The Centre for Innovation in Regulatory Science (CIRS) is a neutral research organisation that provides a forum for policy leaders from government regulators, health technology assessment (HTA) agencies, the pharmaceutical industry, and other stakeholders in healthcare, such as patient organisations and academia. We focus on improvements in policies and processes for regulation and HTA. CIRS works collaboratively with stakeholders worldwide and its activities are underpinned by three key pillars: metrics, quality and alignment.

How is CIRS funded?

CIRS operates as a not-for-profit organisation, deriving funding from industry membership dues, special projects, and grants from non-profits and governments to cover operating and research costs.

What is CIRS’ relationship with Clarivate?

CIRS is a UK-based subsidiary of Clarivate plc and conducts research independently. We have our own dedicated management and advisory boards that provide direction for our Research Agenda. There is a firewall in place so that no confidential information, such as data, insights or contacts, is shared with Clarivate.

How does CIRS handle agency/company data? 

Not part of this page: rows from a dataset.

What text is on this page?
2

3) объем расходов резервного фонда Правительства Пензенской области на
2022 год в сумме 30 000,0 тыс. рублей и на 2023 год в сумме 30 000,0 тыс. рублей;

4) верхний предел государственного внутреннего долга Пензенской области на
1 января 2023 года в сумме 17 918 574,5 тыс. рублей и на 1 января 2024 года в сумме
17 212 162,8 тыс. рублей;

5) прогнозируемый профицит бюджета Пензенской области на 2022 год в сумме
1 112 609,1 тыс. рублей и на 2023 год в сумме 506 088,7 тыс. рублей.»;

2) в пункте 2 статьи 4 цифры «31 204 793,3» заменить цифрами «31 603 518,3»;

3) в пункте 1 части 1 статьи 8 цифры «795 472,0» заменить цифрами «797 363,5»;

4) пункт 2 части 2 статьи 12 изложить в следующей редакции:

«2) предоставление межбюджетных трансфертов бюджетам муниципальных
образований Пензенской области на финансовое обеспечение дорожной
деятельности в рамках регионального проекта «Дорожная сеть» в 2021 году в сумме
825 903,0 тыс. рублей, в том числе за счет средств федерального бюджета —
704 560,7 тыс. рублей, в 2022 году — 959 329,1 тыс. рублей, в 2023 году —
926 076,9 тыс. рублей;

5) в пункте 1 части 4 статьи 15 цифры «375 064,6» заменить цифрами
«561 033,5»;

CIRS understands the sensitivity of agency/company data and has over 30 years of experience handling such information. All data from organisations that we work with are kept strictly confidential. No identifying information will be publicly reported or shared with third parties without explicit written consent from the providing organisation.

What makes CIRS unique?

What sets us apart is our ability to facilitate safe harbour discussions between multiple stakeholders involved in drug development and patient access to medicines. CIRS meetings are usually small, focused and build on discussions from previous meetings to enable continuous evolution of a topic. They also include breakout sessions, which are key to producing recommendations to help effect change.

We are evidence-driven and transparent in our work. The data we collect are used to support our workshops and we endeavour to make these publicly available through peer-reviewed journals or our R&D Briefings.

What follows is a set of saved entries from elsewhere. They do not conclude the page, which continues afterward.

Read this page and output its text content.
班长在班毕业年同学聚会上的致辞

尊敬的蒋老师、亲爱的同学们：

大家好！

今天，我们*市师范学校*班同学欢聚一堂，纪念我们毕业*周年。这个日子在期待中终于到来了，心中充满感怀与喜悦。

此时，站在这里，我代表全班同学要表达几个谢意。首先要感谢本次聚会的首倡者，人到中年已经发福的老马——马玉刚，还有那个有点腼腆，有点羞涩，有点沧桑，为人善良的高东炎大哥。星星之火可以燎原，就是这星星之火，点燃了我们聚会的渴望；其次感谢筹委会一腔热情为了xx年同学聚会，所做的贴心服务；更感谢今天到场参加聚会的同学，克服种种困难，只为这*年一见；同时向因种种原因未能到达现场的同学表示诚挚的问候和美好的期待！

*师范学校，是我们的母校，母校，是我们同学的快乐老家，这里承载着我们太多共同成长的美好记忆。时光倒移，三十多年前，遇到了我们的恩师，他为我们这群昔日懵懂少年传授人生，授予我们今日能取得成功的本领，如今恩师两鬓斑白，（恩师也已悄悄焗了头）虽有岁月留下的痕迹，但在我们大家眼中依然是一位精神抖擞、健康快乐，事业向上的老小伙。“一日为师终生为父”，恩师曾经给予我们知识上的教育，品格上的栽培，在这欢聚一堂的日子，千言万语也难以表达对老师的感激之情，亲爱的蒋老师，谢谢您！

Our small but dedicated team strive to ensure that the needs and priorities of our stakeholders are at the heart of CIRS activities. Our door is always open to new ideas and suggestions that fit with our mission.

What impact has CIRS had?

CIRS has a 30+ year history of helping to improve the regulatory and HTA landscape through its work in the areas of metrics, quality and alignment. For example, CIRS has laid the foundations for the development of practices for building quality into review and decision-making processes. This has helped to define Good Review Practices and increase the quality of processes by using structured frameworks and ensuring documentation. This is both for specific processes such as benefit-risk and for ensuring quality of decision making in general.

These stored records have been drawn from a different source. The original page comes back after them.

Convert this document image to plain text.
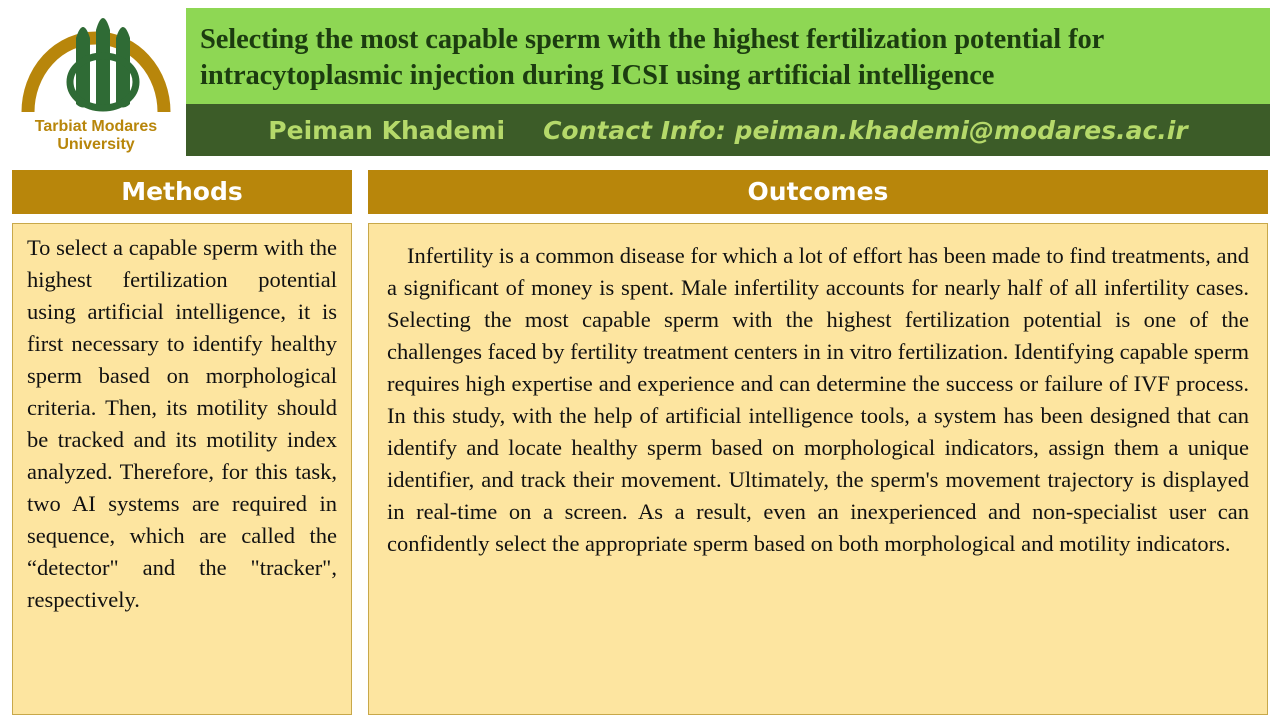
Tarbiat Modares
University
Selecting the most capable sperm with the highest fertilization potential for intracytoplasmic injection during ICSI using artificial intelligence
Peiman Khademi Contact Info: peiman.khademi@modares.ac.ir
Methods
To select a capable sperm with the highest fertilization potential using artificial intelligence, it is first necessary to identify healthy sperm based on morphological criteria. Then, its motility should be tracked and its motility index analyzed. Therefore, for this task, two AI systems are required in sequence, which are called the “detector" and the "tracker", respectively.
Outcomes
Infertility is a common disease for which a lot of effort has been made to find treatments, and a significant of money is spent. Male infertility accounts for nearly half of all infertility cases. Selecting the most capable sperm with the highest fertilization potential is one of the challenges faced by fertility treatment centers in in vitro fertilization. Identifying capable sperm requires high expertise and experience and can determine the success or failure of IVF process. In this study, with the help of artificial intelligence tools, a system has been designed that can identify and locate healthy sperm based on morphological indicators, assign them a unique identifier, and track their movement. Ultimately, the sperm's movement trajectory is displayed in real-time on a screen. As a result, even an inexperienced and non-specialist user can confidently select the appropriate sperm based on both morphological and motility indicators.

You can find out more about CIRS’ impact in our Annual Reports.

How is the CIRS research agenda governed?

CIRS has its own dedicated advisory committees made up of external international experts from academia, industry, regulatory agencies, HTA bodies and payers, which ensure neutrality and that the CIRS Research Agenda meets all stakeholder needs. We set our three-year Research Agenda with input from the Scientific Advisory Council (SAC) and HTA Steering Committee, as well as feedback from companies and agencies. Please see the Governance page for current lists of committee members.

How is CIRS different to other membership organisations?

CIRS is unique in its ability to bring global industry, regulators, HTA bodies, payers and academics together in a neutral atmosphere to identify and address key issues in the development, licensing and reimbursement of new medicines. We have been doing this for over 30 years through focused meetings and research projects, which are often conducted in collaboration with agencies and/or industry.

How are CIRS meetings different from other professional conferences?

CIRS meetings are usually small and focused to facilitate discussion among multiple stakeholders. Our workshops also include breakout sessions, which are key to producing recommendations to move important topics forward.